American Benedictine nun (1924–2019)

Mary Wilhelmina Lancaster, OSB (born Mary Elizabeth Lancaster; April 13, 1924 – May 29, 2019), in religion Mary Wilhelmina of the Most Holy Rosary, was an African-American Catholic nun who founded the Benedictines of Mary, Queen of Apostles. Her remains were examined and determined to be incorrupt, following an exhumation in May 2023. She was previously a member of the Oblate Sisters of Providence.

==Life==
Mary Wilhelmina was born Mary Elizabeth Lancaster on April 13, 1924 in St. Louis, Missouri. She was a descendent of enslaved African-Americans from Ste. Genevieve, Missouri. She joined the Oblate Sisters of Providence, a congregation of black religious sisters in Baltimore, Maryland, when she was 17 years old and adopted the name Wilhelmina. After joining the congregation, Lancaster was a schoolteacher in the eastern United States for over 50 years.

In 1995, at the age of 71, disturbed by what she saw as the modernistic loosening of standards and lax observance of the Rule of the Oblate Sisters of Providence, she left and founded the Benedictines of Mary, Queen of Apostles in Scranton, Pennsylvania. In 2005, the sisters' community, which attends the Tridentine Mass and prays using the 1962 edition of the Roman Breviary, moved to Gower, Missouri. They are well known for their Billboard chart-topping albums of Gregorian chant.

Lancaster died in Gower on May 29, 2019, aged 95.

==Exhumation==
Four years after her death, the Benedictine Sisters exhumed Lancaster's body on the feast of Louis de Montfort (who greatly influenced Mariology), so her remains could be re-interred in their church. The sisters expected to find bones, but after a few days of digging, they lifted up the simple wooden coffin and quickly noticed a massive crack down the middle of the lid. On opening the coffin, prioress of the order, Mother Cecilia, discovered their foundress' remains and religious habit were almost perfectly intact.
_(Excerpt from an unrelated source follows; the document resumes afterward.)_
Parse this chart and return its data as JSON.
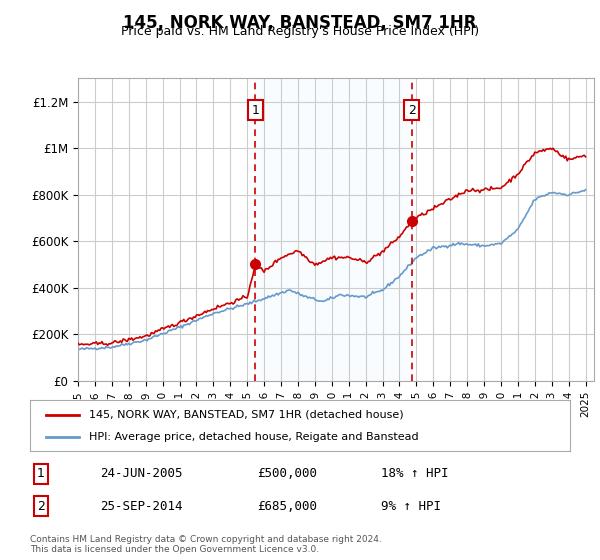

Jack Klein, owner of Hixson-Klein Funeral Home in Gower and issuer of her death certificate in 2019, confirmed Lancaster was not embalmed and that the wood coffin was not placed into any outer burial container. As such, she was regarded by many as incorrupt, traditionally a sign of sainthood.

Since Lancaster's body was enshrined in glass within the abbey church in 2023, a steady stream of pilgrims has visited her remains by the thousands. In 2024, the Diocese of Kansas City–Saint Joseph published the results of an investigation of her body, finding an atypical lack of decomposition. Nevertheless, the bishop declined at the time to open a cause for sainthood.